Le Festival de Pâques d'Aix-en-Provence fête cette année son dixième anniversaire et deux messes, de Mozart et Rossini, ont ponctué son week-end d'ouverture. L’Ensemble Vocal de Lausanne et l'Orchestre de Chambre de Genève sont venus servir les deux compositeurs, en commençant par le Salzbourgeois samedi soir au Grand Théâtre de Provence.

La Grande Messe en ut mineur de Mozart au Grand Théâtre de Provence
© Festival de Pâques / Caroline Doutre

La Symphonie n° 40 donne d’abord l’occasion d’apprécier l’agréable rondeur du son des musiciens genevois placés sous la direction de Daniel Reuss, celui-ci veillant à l’équilibre entre les pupitres. Les bois et les cuivres peuvent ainsi s’exprimer très distinctement pour dérouler leurs jolies lignes mélodiques. Le chef parvient également à varier les dynamiques (la délicatesse des nuances piano contrastant avec la majesté des passages forte) pour interpréter un Mozart très élégant, la douceur régulièrement ressentie au cours des trois premiers mouvements laissant place à davantage de vie et de nerf au conclusif Allegro assai.

On monte encore en gamme après l’entracte avec la Grande Messe en ut mineur, les quatre tessitures des choristes de l’Ensemble Vocal de Lausanne rivalisant de précision technique et de cohésion. Les numéros purement choraux, comme le Qui tollis peccata mundi, sont admirables de naturel et d’équilibre, avec là encore une palette de volumes très étendue, entre un piano subito réalisé instantanément et d’autres séquences chantées à pleine voix.

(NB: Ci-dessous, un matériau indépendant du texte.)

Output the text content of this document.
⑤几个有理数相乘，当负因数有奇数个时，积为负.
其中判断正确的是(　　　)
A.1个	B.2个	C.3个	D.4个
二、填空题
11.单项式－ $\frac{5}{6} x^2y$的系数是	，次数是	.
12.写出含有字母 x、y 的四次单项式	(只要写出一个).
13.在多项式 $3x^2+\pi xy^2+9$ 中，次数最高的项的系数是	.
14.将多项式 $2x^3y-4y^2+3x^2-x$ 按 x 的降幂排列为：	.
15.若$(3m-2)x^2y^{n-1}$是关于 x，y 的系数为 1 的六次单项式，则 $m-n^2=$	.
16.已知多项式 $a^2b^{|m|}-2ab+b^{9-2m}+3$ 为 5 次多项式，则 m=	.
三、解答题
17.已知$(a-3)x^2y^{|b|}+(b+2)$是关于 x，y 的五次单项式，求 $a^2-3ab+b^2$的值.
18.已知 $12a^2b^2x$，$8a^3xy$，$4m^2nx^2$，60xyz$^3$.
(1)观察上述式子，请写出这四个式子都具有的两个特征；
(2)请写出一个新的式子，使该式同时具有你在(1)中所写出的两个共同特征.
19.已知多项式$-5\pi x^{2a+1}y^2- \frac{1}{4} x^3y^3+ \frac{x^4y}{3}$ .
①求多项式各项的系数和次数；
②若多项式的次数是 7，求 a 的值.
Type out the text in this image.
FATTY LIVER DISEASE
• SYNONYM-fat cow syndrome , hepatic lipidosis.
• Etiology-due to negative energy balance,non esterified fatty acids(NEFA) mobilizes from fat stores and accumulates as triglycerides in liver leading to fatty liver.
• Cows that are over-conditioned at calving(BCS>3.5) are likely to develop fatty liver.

La Grande Messe en ut mineur de Mozart au Grand Théâtre de Provence
© Festival de Pâques / Caroline Doutre

De loin la plus sollicitée parmi les quatre solistes, la soprano Berit Norbakken développe un volume mesuré qui convient à ce répertoire, se montant très aérienne dans son registre aigu, souvent angélique. Ses deux numéros solo, Laudamus te et Et incarnatus est, dignes des plus beaux et difficiles airs de concert mozartiens, sont chantés avec grâce, ainsi qu’agilité pour les moments les plus fleuris. La mezzo Barbara Kozelj charme également par sa voix riche et profonde, plus puissante dans la partie aiguë. Le ténor au timbre pincé Thomas Walker séduit nettement moins, tandis que le baryton Tobias Berndt – qui doit attendre presqu’une heure pour ses quelques phrases dans le Benedictus conclusif ! – semble plus solide et agréable.

L’horaire du lendemain matin convient à nouveau idéalement à la messe, plus précisément la Petite messe solennelle de Gioachino Rossini, dernière œuvre d’importance écrite par le compositeur. Surprise en jetant un coup d’œil au plateau : un seul piano (au lieu des deux prévus par Rossini) et plus de trente chaises pour les choristes (au lieu du nombre réduit à huit par le cygne de Pesaro) sont installés. Ces petits arrangements avec l’orchestration originale dénaturent en partie la pièce, mais il faut reconnaitre que le public du Grand Théâtre de Provence n’est pas aujourd’hui dans le salon du comte Alexis Pillet-Wills en 1864, lieu et date de la création. Les choristes produisent en effet un son plus en adéquation au volume de la salle. À nouveau sous la direction de Daniel Reuss, ils se mettent au service de la partition, dès le Kyrie d’ouverture et sa séquence a cappella. On retrouve le Rossini habituel, d’ailleurs bien plus lyrique que solennel dans cet opus, à l’exception toutefois d’un tempo particulièrement lent au cours du Cum Sancto Spiritu.

Daniel Reuss
© Festival de Pâques / Caroline Doutre

Les parties de solistes sont distribuées bien plus équitablement que chez Mozart, on retrouve les qualités goutées la veille à l’écoute des deux voix féminines : émotion et douceur du Crucifixus, puis un O salutaris hostia délicatement ciselé par la soprano Berit Norbakken, la mezzo Barbara Kozelj gagnant en ampleur dans l’Agnus Dei. Le ténor Thomas Walker confirme malheureusement le peu de séduction de son timbre nasal, se tirant tout de même sans dommage de son Domine Deus, au rythme guilleret. Tobias Berndt est plus baryton que basse, mais exprime sans difficulté les notes les plus graves de son solo Quoniam.

Simon Savoy au piano se montre excellent en technique et interprétation, mais a la tendance à monopoliser la partie musicale et donne l’impression de ne laisser que quelques miettes acoustiques à l’harmonium de Vincent Thévenaz, y compris dans la partie instrumentale seule. C’est bien dommage, cet harmonium se situant au cœur de l’ADN de la Petite messe et formant une marque du génie rossinien.